伊神という男sideナヨ
廃村編スタート
「久しいのぉ。伊神」
久方ぶりに相見えた旧友に対し、妾は手を上げる。
「久しぶり。あの時以来だから100年?200年?いや、300年ぶりか?ホントに懐かしいよ」
相変わらず時間感覚が狂っとる。
妾も言えた義理ではないが、長生きをするものではない。
だが、お陰でまた娘と会えた。
そう思えば長生きも悪くないものじゃ。
「お主は相変わらず歳を取らぬな」
「はは!これでも僕はかの方の血を引いてるからね。他の人よりも歳は取りにくいよ」
よくもまぁ、言うのぉ。
青年のような見た目で数百年生きとるくせに。
「お主を基準にしもうたら他の人間なぞ、赤子も同然じゃ。嘘は良くないぞ」
「まるで母親みたいなことを言うね?いや、今の君は母親か。久しぶりに戻って来た我が子がそんなに嬉しいんだ?」
ギリッ!
「そうじゃな。お主のお陰でまた娘に会えた。その事には感謝するのじゃ」
「おや?君が素直に感謝するとは珍しい。もしかして、槍でも降る?」
「はっ!そうかも知れぬのぉ。このまま、であればな」
白々しい。いつまでこの茶番をつ続けるつもりじゃ。
「おぉ、怖い恐い………そうなる前に帰らないと――――なんて言うと思った?」
「茶番に付きおうたのじゃ、礼としてそのまま帰ろうとは思わんのかのぉ?」
「無理無理。せっかく見つけた被験体だよ?この僕がわざわざ譲ってやる訳ないじゃん」
「黙れっ!!」
もはや我慢の限界じゃ。あやつにとって娘は、ナツキは、ただの玩具に過ぎぬ。
妾が守ってやらねばこやつに何をされるか。
例え死ぬことになろうとも刺し違えてやる。
「プッ!ハッハハハハハハ!!ぁあ~~面白い!!君がまさかそんなに子思いとは知らなかったよ。

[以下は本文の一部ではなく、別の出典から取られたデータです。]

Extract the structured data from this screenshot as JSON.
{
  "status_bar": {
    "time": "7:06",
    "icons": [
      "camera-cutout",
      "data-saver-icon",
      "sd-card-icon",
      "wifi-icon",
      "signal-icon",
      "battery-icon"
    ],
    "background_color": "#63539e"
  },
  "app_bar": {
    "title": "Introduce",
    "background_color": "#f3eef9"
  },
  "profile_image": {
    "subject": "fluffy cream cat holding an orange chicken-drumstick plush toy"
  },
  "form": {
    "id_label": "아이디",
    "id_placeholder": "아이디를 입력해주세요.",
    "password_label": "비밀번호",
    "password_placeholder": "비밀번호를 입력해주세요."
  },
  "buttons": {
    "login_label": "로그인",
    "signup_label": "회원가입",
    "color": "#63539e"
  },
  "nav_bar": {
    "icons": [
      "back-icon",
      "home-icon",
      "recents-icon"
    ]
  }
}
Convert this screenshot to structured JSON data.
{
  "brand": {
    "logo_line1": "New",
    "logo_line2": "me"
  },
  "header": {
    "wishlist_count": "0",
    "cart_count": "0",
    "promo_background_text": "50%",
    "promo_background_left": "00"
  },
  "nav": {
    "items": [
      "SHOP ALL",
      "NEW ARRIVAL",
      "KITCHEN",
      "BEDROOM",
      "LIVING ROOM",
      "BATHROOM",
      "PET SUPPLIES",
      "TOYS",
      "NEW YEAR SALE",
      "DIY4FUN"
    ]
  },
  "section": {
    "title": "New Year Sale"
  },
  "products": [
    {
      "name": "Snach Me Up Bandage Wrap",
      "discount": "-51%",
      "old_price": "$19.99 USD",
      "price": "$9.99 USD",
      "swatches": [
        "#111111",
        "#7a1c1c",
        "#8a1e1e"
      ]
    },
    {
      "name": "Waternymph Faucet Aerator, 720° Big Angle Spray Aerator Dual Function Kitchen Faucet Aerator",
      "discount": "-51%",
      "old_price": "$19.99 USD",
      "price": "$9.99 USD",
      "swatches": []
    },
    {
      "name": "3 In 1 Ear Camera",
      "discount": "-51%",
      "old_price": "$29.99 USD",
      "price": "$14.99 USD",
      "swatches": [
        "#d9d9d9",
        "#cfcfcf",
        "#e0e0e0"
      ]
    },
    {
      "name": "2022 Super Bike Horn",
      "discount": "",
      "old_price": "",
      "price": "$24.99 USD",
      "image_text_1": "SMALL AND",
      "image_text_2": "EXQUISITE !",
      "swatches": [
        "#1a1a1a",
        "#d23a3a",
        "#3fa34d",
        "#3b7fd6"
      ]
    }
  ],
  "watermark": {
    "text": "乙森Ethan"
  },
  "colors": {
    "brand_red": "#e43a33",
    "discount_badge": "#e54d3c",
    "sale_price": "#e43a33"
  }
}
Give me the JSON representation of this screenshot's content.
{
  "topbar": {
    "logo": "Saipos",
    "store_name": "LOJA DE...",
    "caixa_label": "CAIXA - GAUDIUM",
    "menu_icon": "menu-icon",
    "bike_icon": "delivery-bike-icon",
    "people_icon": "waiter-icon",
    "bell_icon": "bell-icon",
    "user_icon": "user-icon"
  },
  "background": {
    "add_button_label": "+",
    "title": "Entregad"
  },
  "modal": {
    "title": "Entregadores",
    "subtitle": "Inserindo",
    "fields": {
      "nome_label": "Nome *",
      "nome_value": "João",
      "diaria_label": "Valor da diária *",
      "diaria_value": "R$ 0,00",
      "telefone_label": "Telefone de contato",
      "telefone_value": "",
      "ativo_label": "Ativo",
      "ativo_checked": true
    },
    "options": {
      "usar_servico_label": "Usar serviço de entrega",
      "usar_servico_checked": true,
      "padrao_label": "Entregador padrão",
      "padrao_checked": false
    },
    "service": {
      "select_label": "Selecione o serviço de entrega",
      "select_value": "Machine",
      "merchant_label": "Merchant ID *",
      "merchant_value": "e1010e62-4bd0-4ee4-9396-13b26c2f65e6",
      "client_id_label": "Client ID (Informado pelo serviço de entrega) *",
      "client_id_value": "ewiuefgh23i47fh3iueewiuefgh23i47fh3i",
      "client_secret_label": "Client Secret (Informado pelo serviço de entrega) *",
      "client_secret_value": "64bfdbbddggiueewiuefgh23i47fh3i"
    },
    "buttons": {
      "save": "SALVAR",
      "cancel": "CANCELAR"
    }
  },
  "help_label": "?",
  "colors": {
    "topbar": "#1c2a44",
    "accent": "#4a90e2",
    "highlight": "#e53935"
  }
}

安心して。さすがに僕も君から子供を取り上げるほどバカじゃないからさ」
「………本当じゃな?」
「ホントほんと。嘘じゃないって。ここには鏡の様子を見に来ただけだよ」
……嘘は言ってはおらぬか。こやつの豹変ぶりは相も変わらず慣れぬ。
何を考えているのか分からぬ相手は気味が悪いのじゃ。
「はぁ……様子を見たら帰るのじゃよ。後、今は鏡ではなくナツキと呼ぶのじゃ」
「え?名前変えたの?」
「ん?それに何か問題があるのか?」
伊神の反応がおかしい。
やらかしたとでも言いたげじゃ。
ただ名前が変わるだけで何の影響があると言う。
「これは速くしないと不味いことになるね」
「っ!?待て!!それはいったいどういうことじゃ!?」
慌てて問い詰める妾に聞かされた話は寝耳に水であった。
「このままだとナツキだっけ?堕ちるよ」
別キャラ視点の場合は会話文多めで行きたいと思います。
要望があれば主人公視点も同じ物に変更いたします。